A senior intelligence official at the US Department of Homeland Security says he was pressured to downplay the threat of Russian election interference as it “made the president look bad”.
In a whistleblower complaint, Brian Murphy said he was demoted for refusing to alter reports on this and other issues, including white supremacy, as directed by the agency’s leadership.
The directives, he claims, were illegal and an abuse of authority.
The White House has denied the claims.
The complaint was released by the Democrat-led House Intelligence Committee, which has asked Mr Murphy to testify to Congress later in the month.
What are the allegations involving Russia?

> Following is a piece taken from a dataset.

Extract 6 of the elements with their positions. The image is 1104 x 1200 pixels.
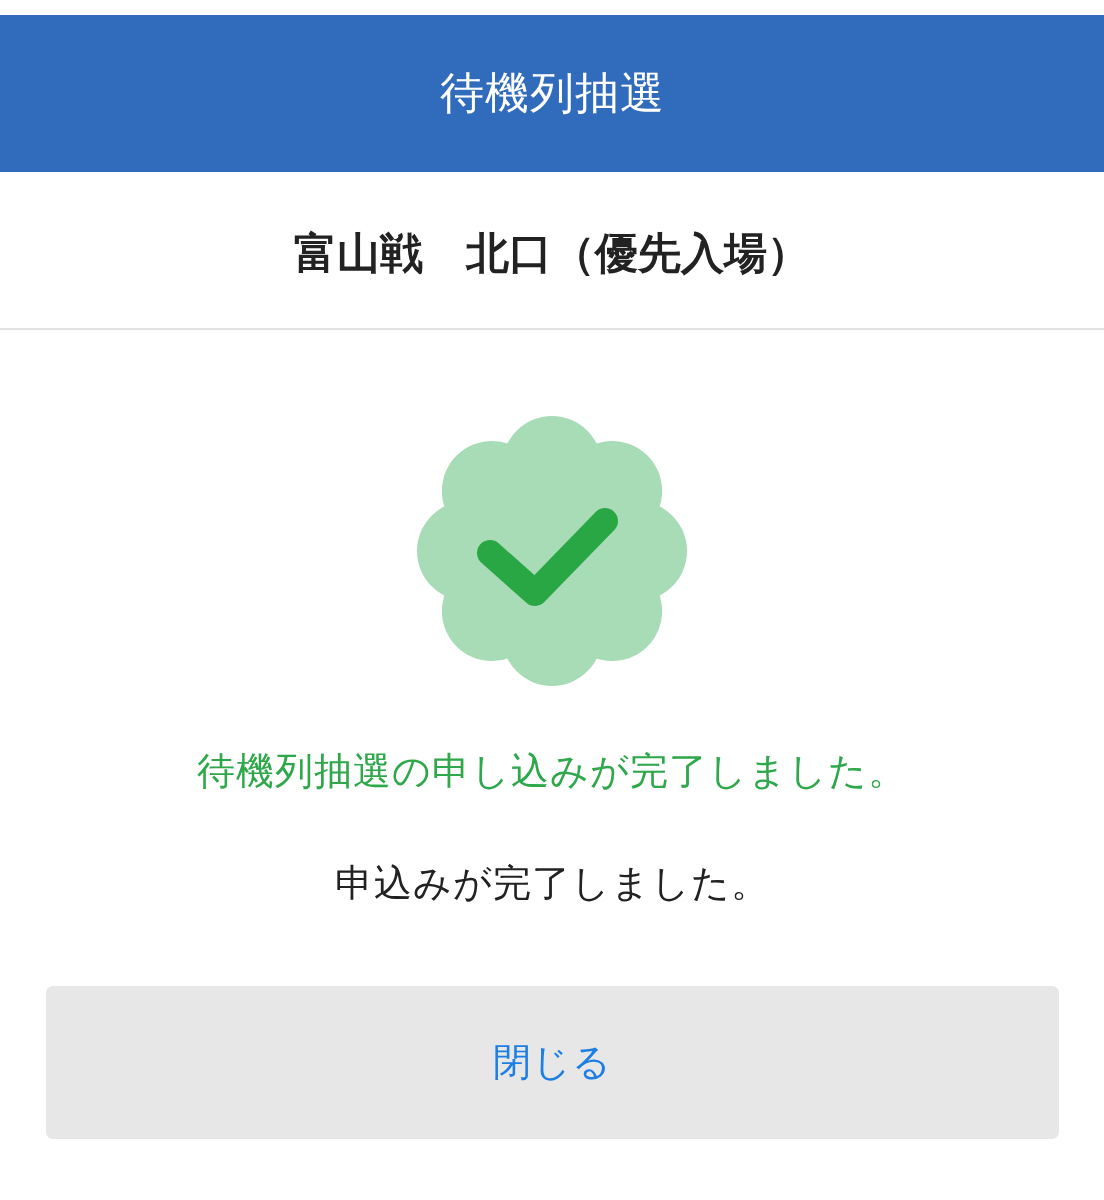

The whistleblower reprisal complaint, filed on Tuesday, sets out a number of allegations against former Department of Homeland Security Secretary Kirstjen Nielsen, current Acting Secretary Chad Wolf and his deputy Ken Cuccinelli.

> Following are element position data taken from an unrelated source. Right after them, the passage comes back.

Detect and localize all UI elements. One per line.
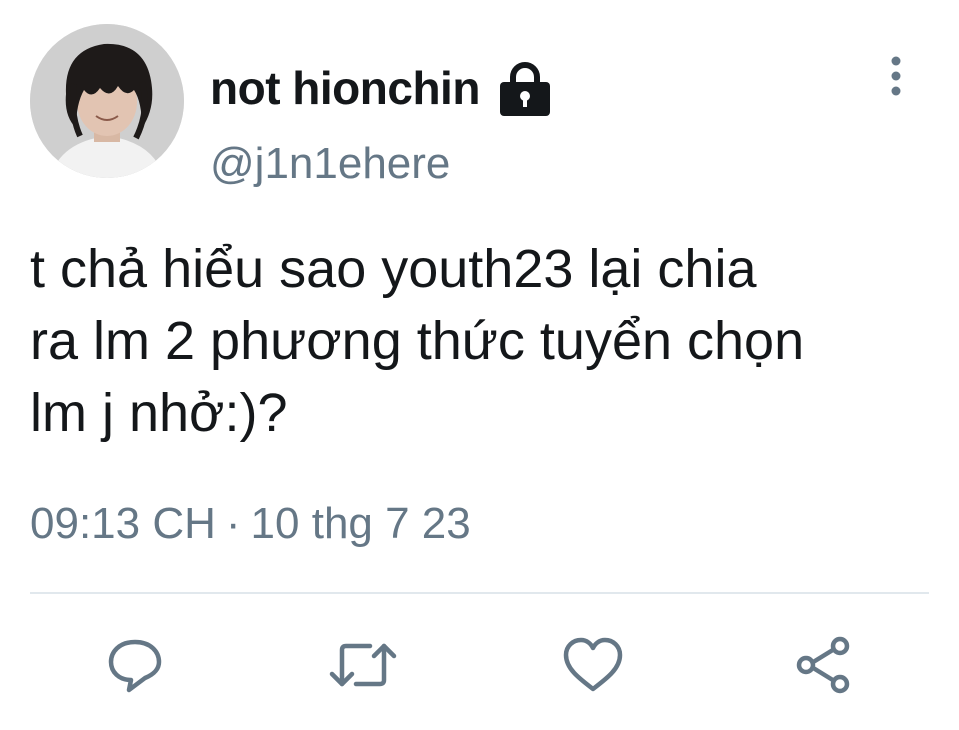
display-name[interactable]: not hionchin [210,65,480,111]
display-name-row: not hionchin [210,58,554,118]
profile-photo [30,24,184,178]
heart-icon [563,637,623,692]
share-button[interactable] [788,630,858,700]
tweet-time: 09:13 CH [30,499,216,548]
user-handle[interactable]: @j1n1ehere [210,139,450,188]
reply-button[interactable] [100,630,170,700]
tweet-actions [0,630,959,700]
divider [30,592,929,594]
tweet-text: t chả hiểu sao youth23 lại chia ra lm 2 … [30,239,805,443]
share-icon [796,636,850,694]
like-button[interactable] [558,630,628,700]
tweet-timestamp[interactable]: 09:13 CH · 10 thg 7 23 [30,499,471,548]
reply-icon [108,639,162,693]
avatar[interactable] [30,24,184,178]
lock-icon [499,62,550,116]
retweet-button[interactable] [328,630,398,700]
tweet-date: 10 thg 7 23 [250,499,471,548]
retweet-icon [329,643,397,687]
meta-separator: · [225,499,241,548]
more-vertical-icon[interactable] [884,54,908,98]
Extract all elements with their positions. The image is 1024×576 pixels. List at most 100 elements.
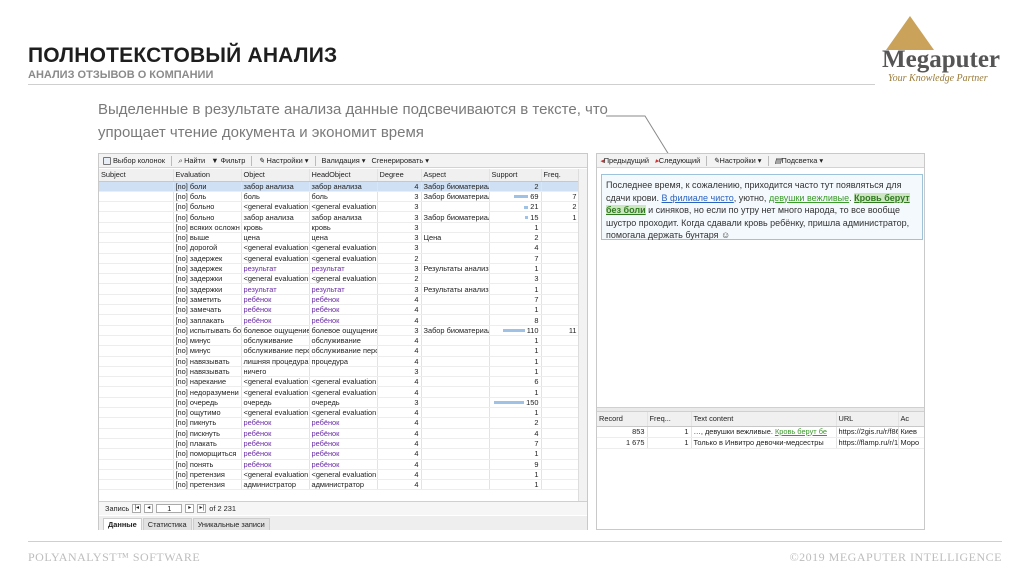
cell: <general evaluation (309, 242, 378, 254)
column-header[interactable]: Record (597, 412, 648, 427)
column-header[interactable]: Freq. (541, 169, 579, 182)
table-row[interactable]: [no] понять ребёнок ребёнок 4 9 (99, 459, 579, 470)
first-record-button[interactable]: |◂ (132, 504, 142, 513)
cell: 2 (377, 273, 422, 285)
cell (99, 273, 174, 285)
table-row[interactable]: [no] больно забор анализа забор анализа 3 За… (99, 211, 579, 223)
cell-value: 9 (534, 459, 539, 469)
cell (421, 335, 490, 347)
record-number-input[interactable]: 1 (156, 504, 183, 513)
cell: ребёнок (241, 448, 310, 460)
slide-description: Выделенные в результате анализа данные п… (98, 101, 608, 141)
table-row[interactable]: [no] всяких осложн кровь кровь 3 1 (99, 222, 579, 233)
table-row[interactable]: [no] больно <general evaluation <general e… (99, 201, 579, 213)
column-header[interactable]: Support (489, 169, 542, 182)
select-columns-button[interactable]: Выбор колонок (103, 156, 165, 165)
column-header[interactable]: Object (241, 169, 310, 182)
find-button[interactable]: ⌕ Найти (178, 156, 205, 166)
cell (99, 232, 174, 244)
table-row[interactable]: [no] задержки <general evaluation <general… (99, 273, 579, 285)
table-row[interactable]: [no] заплакать ребёнок ребёнок 4 8 (99, 314, 579, 326)
column-header[interactable]: Text content (691, 412, 837, 427)
cell (541, 376, 579, 388)
column-header[interactable]: Degree (377, 169, 422, 182)
viewer-settings-button[interactable]: ✎Настройки ▾ (713, 156, 761, 165)
last-record-button[interactable]: ▸| (197, 504, 207, 513)
column-header[interactable]: Ac (898, 412, 924, 427)
cell: 4 (489, 242, 542, 254)
cell (541, 438, 579, 450)
table-row[interactable]: [no] нарекание <general evaluation <genera… (99, 376, 579, 388)
prev-record-button[interactable]: ◂ (144, 504, 154, 513)
cell: 2 (541, 201, 579, 213)
highlight-link[interactable]: девушки вежливые (769, 193, 849, 203)
table-row[interactable]: [no] минус обслуживание обслуживание 4 1 (99, 335, 579, 347)
cell: обслуживание (241, 335, 310, 347)
table-row[interactable]: [no] недоразумени <general evaluation <gen… (99, 386, 579, 398)
highlight-button[interactable]: ▤Подсветка ▾ (775, 156, 824, 165)
cell: 4 (489, 428, 542, 439)
cell: <general evaluation (309, 386, 378, 398)
table-row[interactable]: [no] навязывать лишняя процедура процедура… (99, 356, 579, 367)
cell-value: 8 (534, 315, 539, 325)
cell-value: 110 (526, 325, 539, 335)
cell: 7 (489, 253, 542, 264)
cell: 1 (489, 283, 542, 295)
cell (99, 211, 174, 223)
tab-statistics[interactable]: Статистика (142, 518, 192, 530)
table-row[interactable]: [no] навязывать ничего 3 1 (99, 366, 579, 378)
table-row[interactable]: [no] минус обслуживание перс обслуживание … (99, 345, 579, 357)
cell: <general evaluation (309, 253, 378, 264)
cell-value: 7 (534, 294, 539, 304)
column-header[interactable]: Freq... (647, 412, 692, 427)
footer-divider (28, 541, 1002, 542)
next-match-button[interactable]: ▸Следующий (655, 156, 700, 165)
table-row[interactable]: [no] пискнуть ребёнок ребёнок 4 4 (99, 428, 579, 439)
cell: 15 (489, 211, 542, 223)
table-row[interactable]: [no] плакать ребёнок ребёнок 4 7 (99, 438, 579, 450)
table-row[interactable]: 853 1 …, девушки вежливые. Кровь берут б… (597, 426, 924, 438)
table-row[interactable]: [no] боль боль боль 3 Забор биоматериал 69 7 (99, 191, 579, 203)
cell-value: 1 (534, 284, 539, 294)
table-row[interactable]: [no] задержки результат результат 3 Результа… (99, 283, 579, 295)
table-row[interactable]: [no] испытывать бо болевое ощущение болево… (99, 325, 579, 336)
validation-button[interactable]: Валидация ▾ (322, 156, 366, 165)
table-row[interactable]: [no] боли забор анализа забор анализа 4 Забо… (99, 181, 579, 192)
column-header[interactable]: Aspect (421, 169, 490, 182)
column-header[interactable]: URL (836, 412, 899, 427)
cell: цена (241, 232, 310, 244)
column-header[interactable]: Evaluation (173, 169, 242, 182)
prev-match-button[interactable]: ◂Предыдущий (600, 156, 649, 165)
table-row[interactable]: [no] пикнуть ребёнок ребёнок 4 2 (99, 417, 579, 429)
table-row[interactable]: [no] поморщиться ребёнок ребёнок 4 1 (99, 448, 579, 460)
settings-button[interactable]: ✎ Настройки ▾ (258, 156, 308, 165)
highlight-link[interactable]: В филиале чисто (662, 193, 734, 203)
table-row[interactable]: [no] ощутимо <general evaluation <general … (99, 407, 579, 419)
cell: 1 (647, 437, 692, 449)
cell (541, 356, 579, 367)
table-row[interactable]: [no] выше цена цена 3 Цена 2 (99, 232, 579, 244)
tab-data[interactable]: Данные (103, 518, 142, 530)
cell: 3 (377, 191, 422, 203)
column-header[interactable]: HeadObject (309, 169, 378, 182)
right-toolbar: ◂Предыдущий ▸Следующий ✎Настройки ▾ ▤Под… (597, 154, 924, 168)
doc-text: , уютно, (733, 192, 769, 203)
table-row[interactable]: [no] задержек результат результат 3 Результа… (99, 263, 579, 275)
left-toolbar: Выбор колонок ⌕ Найти ▼ Фильтр ✎ Настройки … (99, 154, 587, 168)
filter-button[interactable]: ▼ Фильтр (211, 156, 245, 165)
generate-button[interactable]: Сгенерировать ▾ (372, 156, 429, 165)
cell: [no] навязывать (173, 356, 242, 367)
table-row[interactable]: [no] претензия <general evaluation <genera… (99, 469, 579, 481)
table-row[interactable]: [no] задержек <general evaluation <general… (99, 253, 579, 264)
tab-unique-records[interactable]: Уникальные записи (192, 518, 270, 530)
table-row[interactable]: [no] очередь очередь очередь 3 150 (99, 397, 579, 409)
table-row[interactable]: [no] заметить ребёнок ребёнок 4 7 (99, 294, 579, 306)
table-row[interactable]: [no] замечать ребёнок ребёнок 4 1 (99, 304, 579, 316)
column-header[interactable]: Subject (99, 169, 174, 182)
table-row[interactable]: 1 675 1 Только в Инвитро девочки-медсест… (597, 437, 924, 449)
table-row[interactable]: [no] претензия администратор администратор… (99, 479, 579, 491)
vertical-scrollbar[interactable] (578, 169, 587, 501)
table-row[interactable]: [no] дорогой <general evaluation <general … (99, 242, 579, 254)
next-record-button[interactable]: ▸ (185, 504, 195, 513)
cell (541, 232, 579, 244)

Mr Murphy says that, between March 2018 and August 2020, there was a “repeated pattern of abuse of authority, attempted censorship of intelligence analysis and improper administration of an intelligence program related to Russian efforts to influence and undermine US interests”.
In mid-May 2020, he was instructed by Mr Wolf to “cease providing intelligence assessments on the threat of Russian interference… and instead start reporting on interference activities by China and Iran”. These instructions came directly from White House National Security Adviser Robert O’Brien, the complaint says.
Mr Murphy refused to comply “as doing so would put the country in substantial and specific danger”, but in July he was told the intelligence report should be “held” because it “made the president look bad”.
The complaint says Mr Murphy was then removed from future meetings and in July was effectively demoted form acting secretary and principal deputy under secretary to assistant to the deputy under secretary in the management division.
What other allegations are made?
Mr Murphy claims he was under pressure from the White House to exaggerate the number of migrants with links to terrorism on the US-Mexico border.
“He declined to censor or manipulate the intelligence information,” the complaint says.
The complaint also alleges that former Secretary Nielsen knowingly provided “false material information” about known or suspected terrorists apprehended at the US-Mexico border during testimony before two House committees, in December 2018 and March 2019.
That happened as the Trump administration was introducing a number of tougher measures to curb the flow of undocumented migrants reaching the border and making the case for a wall.
He said Ms Nielsen’s testimony in March 2019 included an inflated number and “constituted a knowing and deliberate submission of false material information”. Ms Nielsen resigned from the post a month later, following complaints from Mr Trump that she was not tough enough on immigration.
The complaint also details a clash with Mr Cuccinelli over a report into white supremacist groups.
“Mr Cuccinelli stated that Mr Murphy needed to specifically modify the section on White Supremacy in a manner that made the threat appear less severe, as well as include information on the prominence of violent “left wing” groups.”
Mr Murphy declined saying “it would constitute censorship of analysis and the improper administration of an intelligence program”.